後ろで怒鳴り声が聞こえてきたが気にも止めずただただ走った。
しばらくした所で少年を下ろし自分の着ていたパーカーを少年に掛けてやる。それを受けとる少年は絶望したような暗い顔で俯いて、今にも死にそうだった。
よく見れば少年の太ももを白濁とした液が流れていて"あーあ"と思う。
「何でこんな時間に外にいる?家は?」
「…ないの」
「名前は?」
「お名前も、無いの」
ああ成る程、ワケアリか。まあ、そうじゃないとこんな時間に小さな子供が一人で外にいるわけがない。
家もない、名前もないなら、警察にあいつらを突き出したところでこいつが面倒なことになるだろう。それにこのままにしてたらこいつは死んでしまうかもしれない。
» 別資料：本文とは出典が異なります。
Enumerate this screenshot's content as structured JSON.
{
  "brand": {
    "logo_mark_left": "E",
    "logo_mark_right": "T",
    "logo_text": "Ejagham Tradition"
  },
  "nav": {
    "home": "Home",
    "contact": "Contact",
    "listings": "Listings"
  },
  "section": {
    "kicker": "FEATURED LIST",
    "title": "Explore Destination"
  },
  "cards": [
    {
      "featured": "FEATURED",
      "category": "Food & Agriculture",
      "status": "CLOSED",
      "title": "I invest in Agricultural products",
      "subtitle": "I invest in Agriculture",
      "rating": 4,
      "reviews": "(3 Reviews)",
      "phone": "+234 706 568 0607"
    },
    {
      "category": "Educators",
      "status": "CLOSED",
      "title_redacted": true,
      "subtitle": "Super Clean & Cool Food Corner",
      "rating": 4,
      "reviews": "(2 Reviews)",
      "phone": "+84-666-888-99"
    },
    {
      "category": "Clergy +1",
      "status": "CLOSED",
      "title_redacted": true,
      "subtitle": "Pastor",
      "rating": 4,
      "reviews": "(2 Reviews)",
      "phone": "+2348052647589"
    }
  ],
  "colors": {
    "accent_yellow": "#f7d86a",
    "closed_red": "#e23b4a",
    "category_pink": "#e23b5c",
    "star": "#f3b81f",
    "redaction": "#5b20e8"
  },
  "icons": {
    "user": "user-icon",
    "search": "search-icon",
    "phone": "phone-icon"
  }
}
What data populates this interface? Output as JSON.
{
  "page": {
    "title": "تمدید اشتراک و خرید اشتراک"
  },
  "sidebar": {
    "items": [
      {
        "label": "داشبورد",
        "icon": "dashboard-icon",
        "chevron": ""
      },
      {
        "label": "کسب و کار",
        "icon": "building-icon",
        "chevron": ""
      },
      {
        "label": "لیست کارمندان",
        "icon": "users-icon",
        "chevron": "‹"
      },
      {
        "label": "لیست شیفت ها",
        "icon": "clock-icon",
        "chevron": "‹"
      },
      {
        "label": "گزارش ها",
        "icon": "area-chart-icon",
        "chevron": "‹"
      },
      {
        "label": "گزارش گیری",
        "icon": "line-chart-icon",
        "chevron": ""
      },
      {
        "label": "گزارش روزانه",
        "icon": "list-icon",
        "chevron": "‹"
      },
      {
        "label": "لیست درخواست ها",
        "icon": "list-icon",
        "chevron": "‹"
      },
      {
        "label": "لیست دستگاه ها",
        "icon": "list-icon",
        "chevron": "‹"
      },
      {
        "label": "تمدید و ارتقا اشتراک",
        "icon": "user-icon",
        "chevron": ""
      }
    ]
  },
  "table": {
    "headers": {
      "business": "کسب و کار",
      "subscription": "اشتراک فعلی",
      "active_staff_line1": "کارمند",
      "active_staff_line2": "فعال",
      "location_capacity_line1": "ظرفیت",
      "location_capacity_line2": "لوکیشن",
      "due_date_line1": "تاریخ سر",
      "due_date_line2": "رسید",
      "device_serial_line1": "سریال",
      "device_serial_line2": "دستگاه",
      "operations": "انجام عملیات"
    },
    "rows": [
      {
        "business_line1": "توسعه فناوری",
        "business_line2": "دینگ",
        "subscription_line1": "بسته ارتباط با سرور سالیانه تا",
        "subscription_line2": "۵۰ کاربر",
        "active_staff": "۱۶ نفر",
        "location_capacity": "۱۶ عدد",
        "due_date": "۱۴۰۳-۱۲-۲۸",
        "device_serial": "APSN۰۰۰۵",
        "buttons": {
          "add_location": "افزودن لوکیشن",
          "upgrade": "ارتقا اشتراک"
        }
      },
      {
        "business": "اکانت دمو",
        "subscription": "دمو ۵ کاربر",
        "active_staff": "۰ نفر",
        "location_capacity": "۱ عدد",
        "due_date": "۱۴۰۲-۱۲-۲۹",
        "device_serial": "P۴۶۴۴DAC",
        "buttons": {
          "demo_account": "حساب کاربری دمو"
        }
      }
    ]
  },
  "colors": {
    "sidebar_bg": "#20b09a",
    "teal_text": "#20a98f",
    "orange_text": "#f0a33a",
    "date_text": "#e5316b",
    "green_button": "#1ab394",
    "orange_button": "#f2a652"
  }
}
仮にそうなったとなれば、俺が早河に怒られる。「助けられた命を見捨てたのか」と。説教二時間コースだ。あれだけは避けたい。
「おい、ついてこい」
少年にそう言うとコクリと頷いて俺の後をついてこようとするが、足がまだ震えていて上手く歩けないのかドテッと転けた。それに溜息を吐くと一度びくっと震えた少年が謝ってまた立ち上がり歩こうとする。
その姿が痛々しく思えて、また少年を抱き抱える。
「ごめ、なさ…ぃ」
「いい。気にすんな」
そうして俺は早々と自宅に向かい足を進めた。